Девочек она понемножку стала различать. Трудно было обходиться без имен, непривычно. Но Марьюшка присмотрелась и сама для себя, не вслух сочинила для каждой имя по буковке-инициалу – такие буковки у девочек были вышиты на рукаве, выпуклые, плотной гладью. Наверное, для того и вышивались эти инициалы, чтобы как-то отличать одну от другой.
Как-то Марья Дмитриевна пришла в клуб раньше, до срока. Дед Навьич – сторож или вахтер, всегда обитавший при Асе Модестовне, маленький и невзрачный, как катаный валенок, – пропустил ее, но глянул удивленно.
– Я подожду в зале, – сказала Марьюшка.
Стараясь не вспугнуть тишины, прошла она в полутемный зал и там, в дверях, столкнулась с двумя воспитанницами.

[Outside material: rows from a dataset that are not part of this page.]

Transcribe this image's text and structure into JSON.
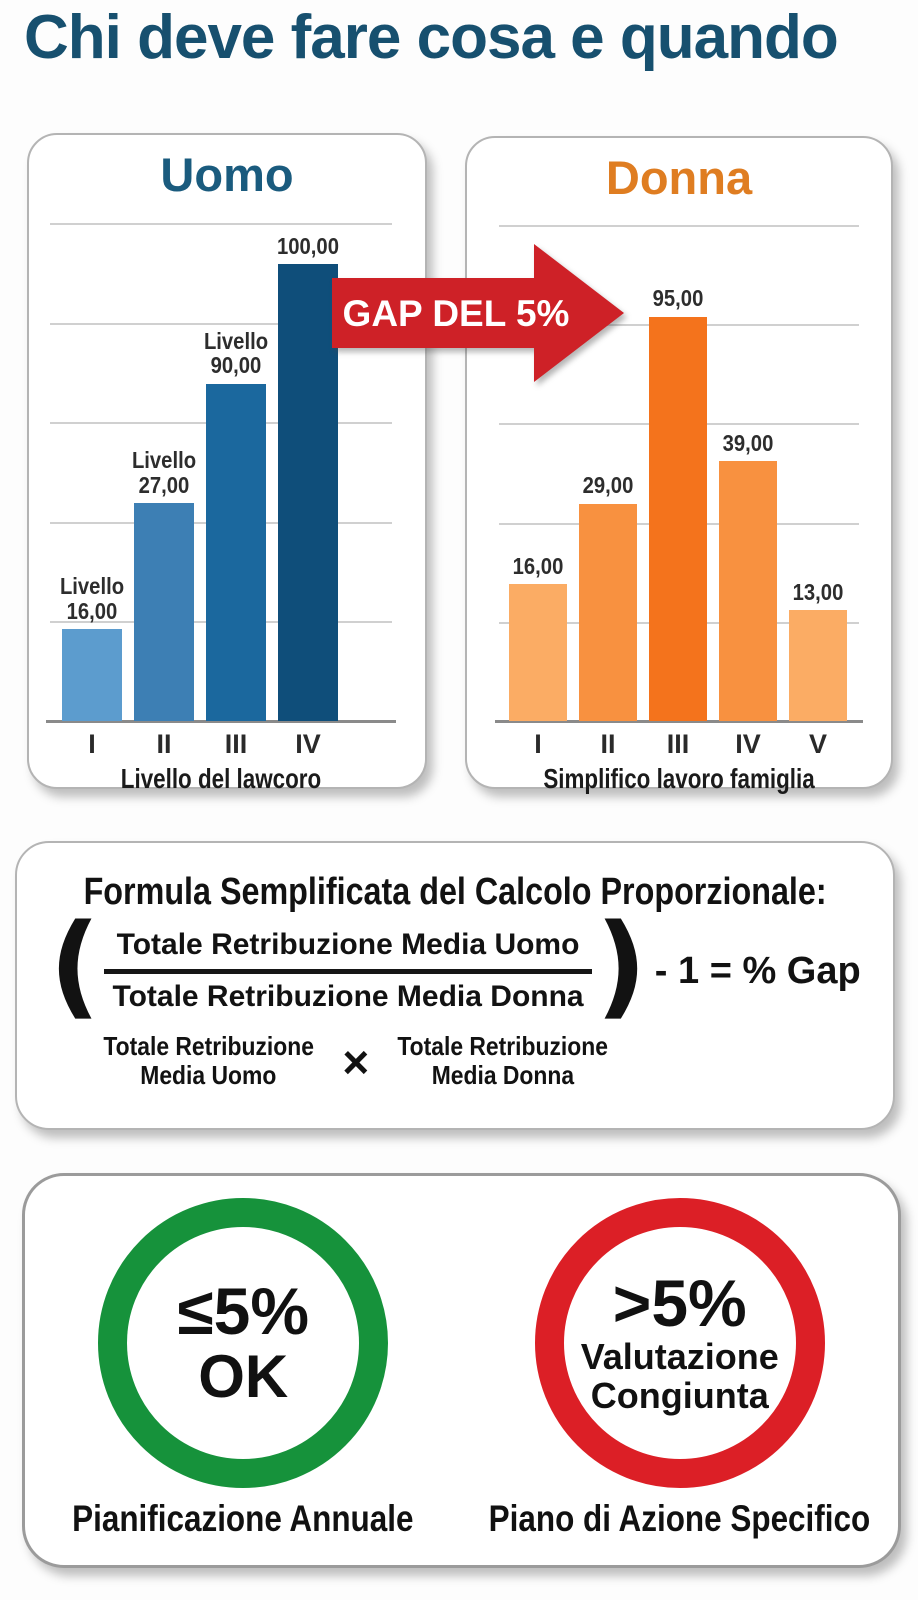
{
  "page": {
    "title": "Chi deve fare cosa e quando"
  },
  "arrow": {
    "label": "GAP DEL 5%",
    "color": "#CE2127",
    "text_color": "#FFFFFF"
  },
  "chart_data": [
    {
      "type": "bar",
      "title": "Uomo",
      "title_color": "#1A5B7E",
      "categories": [
        "I",
        "II",
        "III",
        "IV"
      ],
      "values": [
        16,
        27,
        90,
        100
      ],
      "value_labels": [
        [
          "Livello",
          "16,00"
        ],
        [
          "Livello",
          "27,00"
        ],
        [
          "Livello",
          "90,00"
        ],
        [
          "100,00"
        ]
      ],
      "bar_colors": [
        "#5C9CCE",
        "#3D7FB4",
        "#1B689E",
        "#0F4E7A"
      ],
      "xlabel": "Livello del lawcoro",
      "grid": true,
      "legend": false,
      "bar_height_pct": [
        18.5,
        43.8,
        67.7,
        91.7
      ]
    },
    {
      "type": "bar",
      "title": "Donna",
      "title_color": "#DF7D21",
      "categories": [
        "I",
        "II",
        "III",
        "IV",
        "V"
      ],
      "values": [
        16,
        29,
        95,
        39,
        13
      ],
      "value_labels": [
        [
          "16,00"
        ],
        [
          "29,00"
        ],
        [
          "95,00"
        ],
        [
          "39,00"
        ],
        [
          "13,00"
        ]
      ],
      "bar_colors": [
        "#FBAC64",
        "#F89140",
        "#F4731C",
        "#F89140",
        "#FBAC64"
      ],
      "xlabel": "Simplifico lavoro famiglia",
      "grid": true,
      "legend": false,
      "bar_height_pct": [
        27.6,
        43.8,
        81.5,
        52.4,
        22.4
      ]
    }
  ],
  "formula": {
    "heading": "Formula Semplificata del Calcolo Proporzionale:",
    "open_paren": "(",
    "numerator": "Totale Retribuzione Media Uomo",
    "denominator": "Totale Retribuzione Media Donna",
    "close_paren": ")",
    "result": "- 1 = % Gap",
    "left_factor_line1": "Totale Retribuzione",
    "left_factor_line2": "Media Uomo",
    "multiply_sign": "×",
    "right_factor_line1": "Totale Retribuzione",
    "right_factor_line2": "Media Donna"
  },
  "decision": {
    "ok": {
      "threshold": "≤5%",
      "verdict": "OK",
      "caption": "Pianificazione Annuale",
      "ring_color": "#16923B"
    },
    "over": {
      "threshold": ">5%",
      "line1": "Valutazione",
      "line2": "Congiunta",
      "caption": "Piano di Azione Specifico",
      "ring_color": "#DC1F26"
    }
  }
}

Они шарахнулись воробьями, и что-то неладное привиделось Марье, отчего она не посторонилась, пропуская, а наоборот, остановила девочек.
– Что-нибудь случилось?
Та, которую она про себя называла Симой, девочка с буквой «С» на рукаве, опустила длинные ресницы, спрятав взгляд, и застыла, вежливая. Да Марьюшка и не ожидала ответа. Но вторая, Элка – по букве «Л», разумеется,
– вдруг раскрылась навстречу, отозвалась на вопрос:
– У меня не получаются превращения…
Марьюшка так и не поняла никогда, сказала ей это девочка с вышитой буквой «Л» на рукаве или нет. Неожиданно для себя самой обняла Марья Дмитриевна худенькие плечи, чувствуя тепло и нежность и делясь ими.
– Ничего, получится, – забормотала она. – Превращения получатся, все получится. Все будет хорошо. – Она искренне верила своим словам, глядя в заплаканное, перевернутое лицо. В ней уже зрело предощущение следующей лекции и завтрашнего дня.
III
Время шло и шло. И стала Марья Дмитриевна спокойной и почти счастливой. Между тем весна незаметно кончилась, наступило лето. Лето с отпусками и каникулами.

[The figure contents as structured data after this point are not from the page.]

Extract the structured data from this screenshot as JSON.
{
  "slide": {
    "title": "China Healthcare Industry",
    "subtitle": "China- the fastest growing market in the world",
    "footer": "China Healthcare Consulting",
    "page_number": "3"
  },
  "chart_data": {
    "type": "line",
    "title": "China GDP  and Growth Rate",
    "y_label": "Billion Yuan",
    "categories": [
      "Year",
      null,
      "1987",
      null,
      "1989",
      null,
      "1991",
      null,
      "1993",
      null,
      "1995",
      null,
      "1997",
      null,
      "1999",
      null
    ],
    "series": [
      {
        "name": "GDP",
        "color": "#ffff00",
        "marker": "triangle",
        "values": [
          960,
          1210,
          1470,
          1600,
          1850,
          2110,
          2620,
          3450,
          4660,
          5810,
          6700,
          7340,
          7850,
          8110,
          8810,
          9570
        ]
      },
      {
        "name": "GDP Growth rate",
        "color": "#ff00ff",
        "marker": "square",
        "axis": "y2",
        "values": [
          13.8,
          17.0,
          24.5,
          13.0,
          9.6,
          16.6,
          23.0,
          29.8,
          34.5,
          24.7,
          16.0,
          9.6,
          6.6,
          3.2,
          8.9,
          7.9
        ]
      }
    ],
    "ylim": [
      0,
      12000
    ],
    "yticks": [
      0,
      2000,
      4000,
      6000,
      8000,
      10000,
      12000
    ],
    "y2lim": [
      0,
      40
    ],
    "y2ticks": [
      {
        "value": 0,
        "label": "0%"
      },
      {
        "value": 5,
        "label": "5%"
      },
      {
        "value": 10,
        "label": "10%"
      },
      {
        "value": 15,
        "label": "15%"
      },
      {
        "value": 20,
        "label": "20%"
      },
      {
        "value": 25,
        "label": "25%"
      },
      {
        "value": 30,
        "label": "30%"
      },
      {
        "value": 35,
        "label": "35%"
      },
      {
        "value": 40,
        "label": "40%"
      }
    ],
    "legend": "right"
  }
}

В выставочном зале каникул конечно же не было и быть не могло. Наоборот, там готовилась большая зональная выставка, и все суетились, освобождая пространство, чтобы разместить новую экспозицию. Как к нелюбимому жениху грядущая невеста, переодевался выставочный зал в одежды с иголочки, нервно обрывая запутавшееся и зацепляя наскоро болтающееся.

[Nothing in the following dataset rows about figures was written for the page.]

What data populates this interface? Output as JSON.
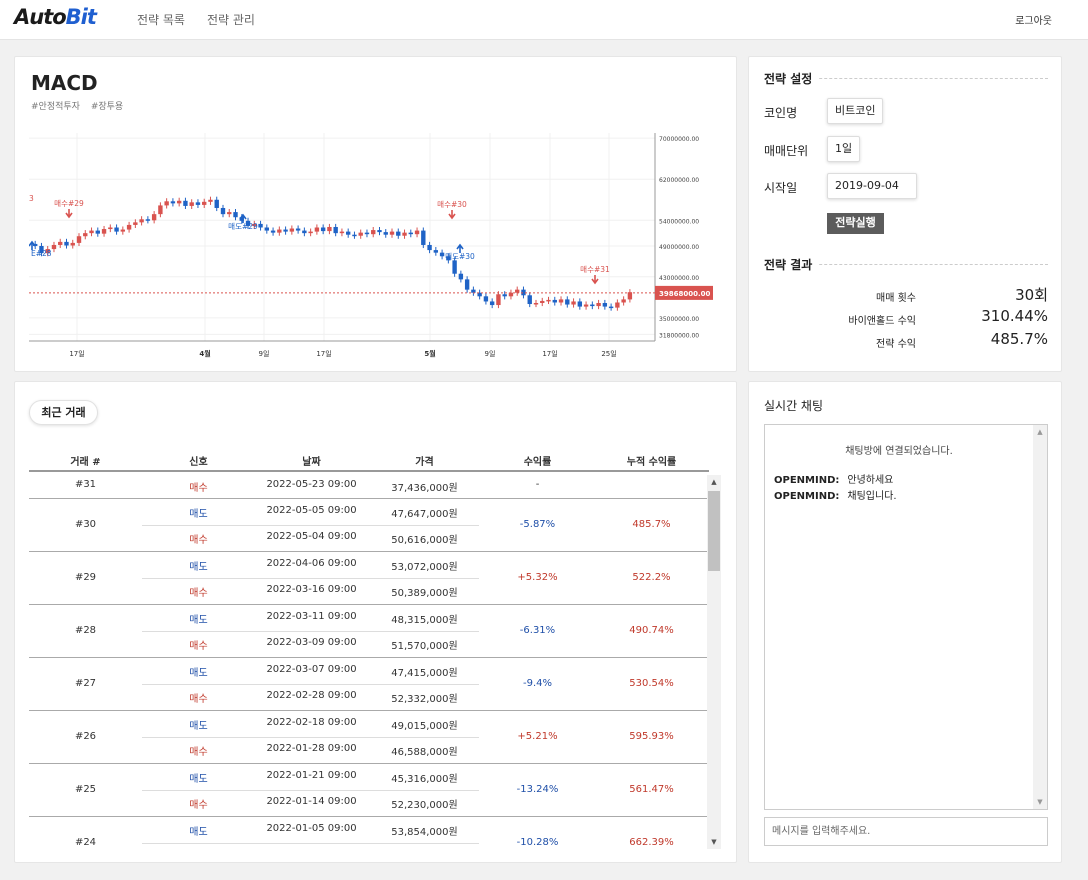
{
  "header": {
    "logo_main": "Auto",
    "logo_accent": "Bit",
    "nav": [
      "전략 목록",
      "전략 관리"
    ],
    "logout": "로그아웃"
  },
  "strategy": {
    "title": "MACD",
    "tags": [
      "#안정적투자",
      "#장투용"
    ]
  },
  "chart_data": {
    "type": "candlestick",
    "price_axis": [
      "70000000.00",
      "62000000.00",
      "54000000.00",
      "49000000.00",
      "43000000.00",
      "39868000.00",
      "35000000.00",
      "31800000.00"
    ],
    "current_price": "39868000.00",
    "x_ticks": [
      "17일",
      "4월",
      "9일",
      "17일",
      "5월",
      "9일",
      "17일",
      "25일"
    ],
    "bold_ticks": [
      "4월",
      "5월"
    ],
    "signals": [
      {
        "label": "3",
        "type": "buy"
      },
      {
        "label": "매수#29",
        "type": "buy"
      },
      {
        "label": "E#28",
        "type": "sell"
      },
      {
        "label": "매도#29",
        "type": "sell"
      },
      {
        "label": "매수#30",
        "type": "buy"
      },
      {
        "label": "매도#30",
        "type": "sell"
      },
      {
        "label": "매수#31",
        "type": "buy"
      }
    ],
    "colors": {
      "up": "#d9534f",
      "down": "#1f63c6",
      "price_line": "#d9534f"
    }
  },
  "settings": {
    "title": "전략 설정",
    "coin_label": "코인명",
    "coin_value": "비트코인",
    "unit_label": "매매단위",
    "unit_value": "1일",
    "start_label": "시작일",
    "start_value": "2019-09-04",
    "run_button": "전략실행"
  },
  "results": {
    "title": "전략 결과",
    "trade_count_label": "매매 횟수",
    "trade_count_value": "30회",
    "buyhold_label": "바이앤홀드 수익",
    "buyhold_value": "310.44%",
    "strategy_label": "전략 수익",
    "strategy_value": "485.7%"
  },
  "trades": {
    "button": "최근 거래",
    "headers": [
      "거래 #",
      "신호",
      "날짜",
      "가격",
      "수익률",
      "누적 수익률"
    ],
    "rows": [
      {
        "id": "#31",
        "entries": [
          {
            "signal": "매수",
            "type": "buy",
            "date": "2022-05-23 09:00",
            "price": "37,436,000원"
          }
        ],
        "return": "-",
        "return_type": "none",
        "cumulative": ""
      },
      {
        "id": "#30",
        "entries": [
          {
            "signal": "매도",
            "type": "sell",
            "date": "2022-05-05 09:00",
            "price": "47,647,000원"
          },
          {
            "signal": "매수",
            "type": "buy",
            "date": "2022-05-04 09:00",
            "price": "50,616,000원"
          }
        ],
        "return": "-5.87%",
        "return_type": "neg",
        "cumulative": "485.7%"
      },
      {
        "id": "#29",
        "entries": [
          {
            "signal": "매도",
            "type": "sell",
            "date": "2022-04-06 09:00",
            "price": "53,072,000원"
          },
          {
            "signal": "매수",
            "type": "buy",
            "date": "2022-03-16 09:00",
            "price": "50,389,000원"
          }
        ],
        "return": "+5.32%",
        "return_type": "pos",
        "cumulative": "522.2%"
      },
      {
        "id": "#28",
        "entries": [
          {
            "signal": "매도",
            "type": "sell",
            "date": "2022-03-11 09:00",
            "price": "48,315,000원"
          },
          {
            "signal": "매수",
            "type": "buy",
            "date": "2022-03-09 09:00",
            "price": "51,570,000원"
          }
        ],
        "return": "-6.31%",
        "return_type": "neg",
        "cumulative": "490.74%"
      },
      {
        "id": "#27",
        "entries": [
          {
            "signal": "매도",
            "type": "sell",
            "date": "2022-03-07 09:00",
            "price": "47,415,000원"
          },
          {
            "signal": "매수",
            "type": "buy",
            "date": "2022-02-28 09:00",
            "price": "52,332,000원"
          }
        ],
        "return": "-9.4%",
        "return_type": "neg",
        "cumulative": "530.54%"
      },
      {
        "id": "#26",
        "entries": [
          {
            "signal": "매도",
            "type": "sell",
            "date": "2022-02-18 09:00",
            "price": "49,015,000원"
          },
          {
            "signal": "매수",
            "type": "buy",
            "date": "2022-01-28 09:00",
            "price": "46,588,000원"
          }
        ],
        "return": "+5.21%",
        "return_type": "pos",
        "cumulative": "595.93%"
      },
      {
        "id": "#25",
        "entries": [
          {
            "signal": "매도",
            "type": "sell",
            "date": "2022-01-21 09:00",
            "price": "45,316,000원"
          },
          {
            "signal": "매수",
            "type": "buy",
            "date": "2022-01-14 09:00",
            "price": "52,230,000원"
          }
        ],
        "return": "-13.24%",
        "return_type": "neg",
        "cumulative": "561.47%"
      },
      {
        "id": "#24",
        "entries": [
          {
            "signal": "매도",
            "type": "sell",
            "date": "2022-01-05 09:00",
            "price": "53,854,000원"
          }
        ],
        "return": "-10.28%",
        "return_type": "neg",
        "cumulative": "662.39%"
      }
    ]
  },
  "chat": {
    "title": "실시간 채팅",
    "system_message": "채팅방에 연결되었습니다.",
    "messages": [
      {
        "user": "OPENMIND:",
        "text": "안녕하세요"
      },
      {
        "user": "OPENMIND:",
        "text": "채팅입니다."
      }
    ],
    "input_placeholder": "메시지를 입력해주세요."
  }
}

Тихо переругиваясь и громко пересмеиваясь, художники ждали выставкома. Работы коллег не обсуждали, но рассматривали с пристрастием. Специалисты лишних слов не любят. Специалисты любят уклончивые профессиональные слова, чтобы те, кому надо, понимали сразу, а кому не надо, вовсе ничего не понимали бы.
Накануне вечером, в конце занятий, Ася Модестовна зашла к Марьюшке в аудиторию, улыбнулась ей благосклонно, кивком отпустила девочек и легким движением пригласила за собой, в угловой кабинетик, где обычно восседала сама или хозяйничал в ее отсутствие дед Навьич.